Ao nível das orientações política e curricular, esta área assume-se como
"espaço privilegiado para o desenvolvimento da educação para a cidadania (...)"
(Decreto-Lei n.º 6/2001, cap. II, Art. 5º, ponto 3 alínea c) e privilegia a
participação dos alunos na vida da turma, da escola e da comunidade. Sabemos
que os constrangimentos para uma participação activa dos professores, alunos,
encarregados de educação e membros da comunidade no contexto escolar são muitos
e de diversas ordens. Neste texto vou identificar um desses constrangimentos -
a visão adultocêntrica da infância - que, a meu ver, pode fazer com que a área
de Formação cívica se transforme num espaço de construção de uma espécie
de "manual de instruções para os comportamentos em público" e que não dê espaço
à assunção da cidadania das crianças e dos jovens.
Os políticos, os educadores, professores e a comunidade adulta em geral, têm
muita dificuldade em abandonar as suas representações dominantes das crianças
(seres psico-fisicamente imaturos, socialmente incompetentes e culturalmente
ignorantes) e em aceitar o seu estatuto de actores sociais com plenos direitos
de cidadania. Esta dificuldade acontece porque o processo de construção social
da criança está fortemente impregnado de crenças e "opiniões", fazendo derivar
a condição social de adultos e crianças da evidência biológica da sua
diferença. Desta forma, ao encarar a relação adulto/criança como
intrinsecamente humana, se oculta o carácter social de representação
estabelecida e a natureza social, da relação entre adultos e crianças.
Se é um facto que, nas sociedades modernas, as políticas de saúde, educação e
protecção social têm melhorado significativamente a concretização dos direitos
das crianças de provisão e protecção, também é uma evidência empírica uma maior
fragilidade normativa relativa aos direitos de participação e uma grande
resistência dos adultos no que respeita a esta dimensão. Os diferentes
normativos têm remetido a criança a um objecto passivo (a quem se deve cuidar)
e têm-lhe negado a possibilidade de participação plena. O reconhecimento do
direito à participação das crianças passa pelo seu reconhecimento como actores
que, tendo uma vida quotidiana própria, produzem comportamentos culturais,
jogos, linguagens, regras de governo das sociedades infantis, que vão muito
além do que é possível analisar através dos quadros instituídos pelos adultos.
Este reconhecimento implica uma ruptura com o paradigma funcionalista de
socialização que enquanto acção cultural procura agir sobre a sua "natureza"

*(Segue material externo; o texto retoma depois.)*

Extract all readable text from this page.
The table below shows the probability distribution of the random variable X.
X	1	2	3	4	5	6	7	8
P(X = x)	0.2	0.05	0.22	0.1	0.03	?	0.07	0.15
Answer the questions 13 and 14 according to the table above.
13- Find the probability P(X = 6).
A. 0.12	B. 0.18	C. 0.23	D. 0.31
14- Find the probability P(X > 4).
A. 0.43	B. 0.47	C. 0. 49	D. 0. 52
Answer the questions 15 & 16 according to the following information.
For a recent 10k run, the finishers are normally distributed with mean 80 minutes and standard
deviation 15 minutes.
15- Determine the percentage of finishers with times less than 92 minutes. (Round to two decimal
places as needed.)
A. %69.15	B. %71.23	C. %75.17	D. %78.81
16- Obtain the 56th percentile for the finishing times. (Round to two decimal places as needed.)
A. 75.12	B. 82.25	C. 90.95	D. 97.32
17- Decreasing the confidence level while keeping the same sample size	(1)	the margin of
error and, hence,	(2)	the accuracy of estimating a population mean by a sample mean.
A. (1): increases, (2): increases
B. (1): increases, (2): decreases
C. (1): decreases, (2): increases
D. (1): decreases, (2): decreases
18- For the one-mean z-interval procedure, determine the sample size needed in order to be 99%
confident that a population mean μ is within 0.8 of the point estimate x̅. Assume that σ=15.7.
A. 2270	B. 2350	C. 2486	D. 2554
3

impondo o "ser", o papel e o mundo do adulto como modelo. Implica ainda uma
reconceptualização do conceito dominante de cidadania que, ao pressupor os
cidadãos como seres racionais e responsáveis pelos seus actos e, portanto, com
capacidade para tomar decisões, condiciona o exercício desse direito às
crianças e aos jovens.
A Formação cívica impõe aos educadores que se dispam de ideologias e,
que sem paternalismos nem permissividade extrema, dêem voz às crianças e aos
jovens, para que, em conjunto, promovam a formação da cidadania e colaborem na
construção dos seus futuros.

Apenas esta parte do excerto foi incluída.